A thin sandbox: no dockerd, no mounted socket, no GPU. It joins the stack’s shared, user-defined autorag-net network (declared external in docker-compose.yml; created idempotently by both ./scripts/stack.sh and the devcontainer initializeCommand, so either side may come up first) and reaches services by name:

  • AUTORAG_OLLAMA_BASE_URL=http://ollama:11434

  • AUTORAG_BROKER_URL=amqp://rabbitmq:5672

  • a client-only docker CLI with DOCKER_HOST=tcp://docker-socket-proxy:2375.

The per-edit loop is plain docker compose -p autorag restart <svc> (logs / ps likewise) — the proxy enforces the same ps / logs / restart-only surface for everyone; there is no token, no autorag-ctl, no ctl.py. .devcontainer/check-stack.sh (postStartCommand) only probes via docker compose ps and always exits 0.

The devcontainer’s project venv is UV_PROJECT_ENVIRONMENT=/opt/autorag-venvoutside the bind-mounted workspace, so the sandbox and host never share or thrash one ./.venv (their Pythons differ).

Stack lifecycle

  • ./scripts/stack.sh up — idempotent: create net → build → wait healthy → pull models. Pass --with-observability to bring up the OTel profile (see Observability (autorag.otel)).

  • ./scripts/stack.sh rebuild — dependency-only rebuild.

  • ./scripts/stack.sh down — keeps named volumes (model-cache, ollama-models, rabbitmq-data) and never removes the external autorag-net.

  • ./scripts/stack.sh down -v — drops all three named volumes too.

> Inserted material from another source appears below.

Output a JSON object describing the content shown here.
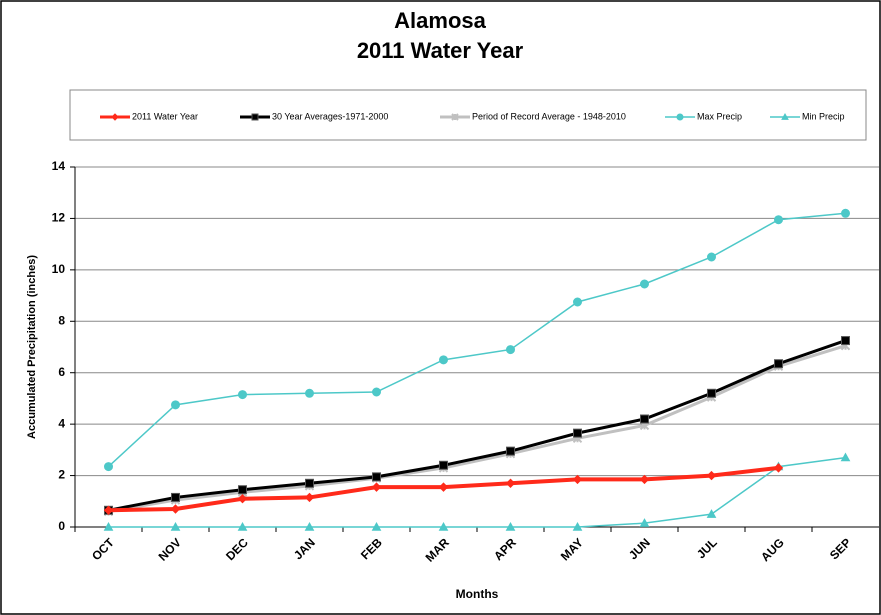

The gpu-worker’s HF Hub + torch.hub downloads (whisperX ASR, pyannote diarization, torchaudio wav2vec2 alignment) go to a persistent model-cache named volume — HF_HOME / TORCH_HOME set in worker.Dockerfile to /opt/model-cache (outside the /app bind target, same rationale as /opt/venv; chowned 1000:1000), so the multi-GB weights download once.

Trust surface (accepted)

Anything in the sandbox can restart / inspect / log any container the host daemon manages (project scoping is convention, not enforcement) — but not host root, build, or exec.

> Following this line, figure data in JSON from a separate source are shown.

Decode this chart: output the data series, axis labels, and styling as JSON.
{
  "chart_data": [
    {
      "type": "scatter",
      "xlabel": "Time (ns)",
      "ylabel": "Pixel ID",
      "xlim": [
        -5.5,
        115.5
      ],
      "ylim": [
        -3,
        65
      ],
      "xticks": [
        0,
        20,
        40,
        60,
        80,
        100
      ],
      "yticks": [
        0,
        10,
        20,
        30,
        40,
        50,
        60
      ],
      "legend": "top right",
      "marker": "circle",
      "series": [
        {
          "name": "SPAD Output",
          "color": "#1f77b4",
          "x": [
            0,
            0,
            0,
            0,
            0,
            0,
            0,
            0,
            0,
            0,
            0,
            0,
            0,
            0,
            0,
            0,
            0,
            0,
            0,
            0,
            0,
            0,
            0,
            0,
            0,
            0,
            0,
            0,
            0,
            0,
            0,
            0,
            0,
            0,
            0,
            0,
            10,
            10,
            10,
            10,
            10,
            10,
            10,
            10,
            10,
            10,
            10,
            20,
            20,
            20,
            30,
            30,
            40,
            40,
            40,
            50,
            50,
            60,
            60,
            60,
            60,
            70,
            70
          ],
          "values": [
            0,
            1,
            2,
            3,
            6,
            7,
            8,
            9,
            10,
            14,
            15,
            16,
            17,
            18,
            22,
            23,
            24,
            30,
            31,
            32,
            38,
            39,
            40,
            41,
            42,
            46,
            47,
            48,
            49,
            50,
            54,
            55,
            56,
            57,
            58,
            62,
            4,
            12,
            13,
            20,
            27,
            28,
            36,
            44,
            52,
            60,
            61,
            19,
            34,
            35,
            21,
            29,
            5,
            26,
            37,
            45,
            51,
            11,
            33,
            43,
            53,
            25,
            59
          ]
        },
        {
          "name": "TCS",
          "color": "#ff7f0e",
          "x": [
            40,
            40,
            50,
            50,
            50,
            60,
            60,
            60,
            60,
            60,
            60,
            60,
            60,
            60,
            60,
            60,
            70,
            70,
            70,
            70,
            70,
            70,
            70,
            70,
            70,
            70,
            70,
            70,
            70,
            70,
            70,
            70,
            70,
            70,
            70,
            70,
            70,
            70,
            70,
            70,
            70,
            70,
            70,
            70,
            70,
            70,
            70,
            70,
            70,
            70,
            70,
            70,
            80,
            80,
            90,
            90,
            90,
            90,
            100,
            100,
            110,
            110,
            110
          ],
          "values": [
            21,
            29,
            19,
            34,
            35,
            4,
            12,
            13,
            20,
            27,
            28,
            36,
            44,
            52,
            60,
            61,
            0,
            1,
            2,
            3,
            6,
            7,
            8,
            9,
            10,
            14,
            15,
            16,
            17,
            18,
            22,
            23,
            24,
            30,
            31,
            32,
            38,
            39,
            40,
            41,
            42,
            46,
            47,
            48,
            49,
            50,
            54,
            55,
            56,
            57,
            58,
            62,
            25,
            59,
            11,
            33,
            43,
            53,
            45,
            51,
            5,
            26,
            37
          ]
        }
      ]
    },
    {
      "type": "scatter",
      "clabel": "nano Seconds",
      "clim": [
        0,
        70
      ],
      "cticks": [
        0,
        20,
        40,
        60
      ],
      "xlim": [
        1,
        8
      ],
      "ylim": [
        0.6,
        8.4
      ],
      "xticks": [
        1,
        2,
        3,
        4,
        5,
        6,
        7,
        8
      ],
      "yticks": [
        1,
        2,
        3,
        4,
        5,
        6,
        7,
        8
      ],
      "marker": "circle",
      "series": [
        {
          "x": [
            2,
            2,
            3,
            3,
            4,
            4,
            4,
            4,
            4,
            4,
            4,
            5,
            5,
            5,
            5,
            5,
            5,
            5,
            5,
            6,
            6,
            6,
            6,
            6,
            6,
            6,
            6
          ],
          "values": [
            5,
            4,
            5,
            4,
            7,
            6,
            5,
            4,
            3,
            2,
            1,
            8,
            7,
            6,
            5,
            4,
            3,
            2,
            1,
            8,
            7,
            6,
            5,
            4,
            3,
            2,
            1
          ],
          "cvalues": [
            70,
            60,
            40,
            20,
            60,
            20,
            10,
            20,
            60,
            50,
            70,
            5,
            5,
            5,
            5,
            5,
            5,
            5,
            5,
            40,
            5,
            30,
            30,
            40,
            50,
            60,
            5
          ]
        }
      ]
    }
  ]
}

Accepted trade-off: the in-process GPU pytest (test_real_whisper_tenancy_transitions) and tests/test_pipeline_docker_stack.py don’t run inside the devcontainer (no GPU / no docker). Both auto-SKIP in-container and run on the host via ./scripts/stack.sh test-stack. CI stays Python-only; pika is pure-Python and lazy, so the base-install guard holds.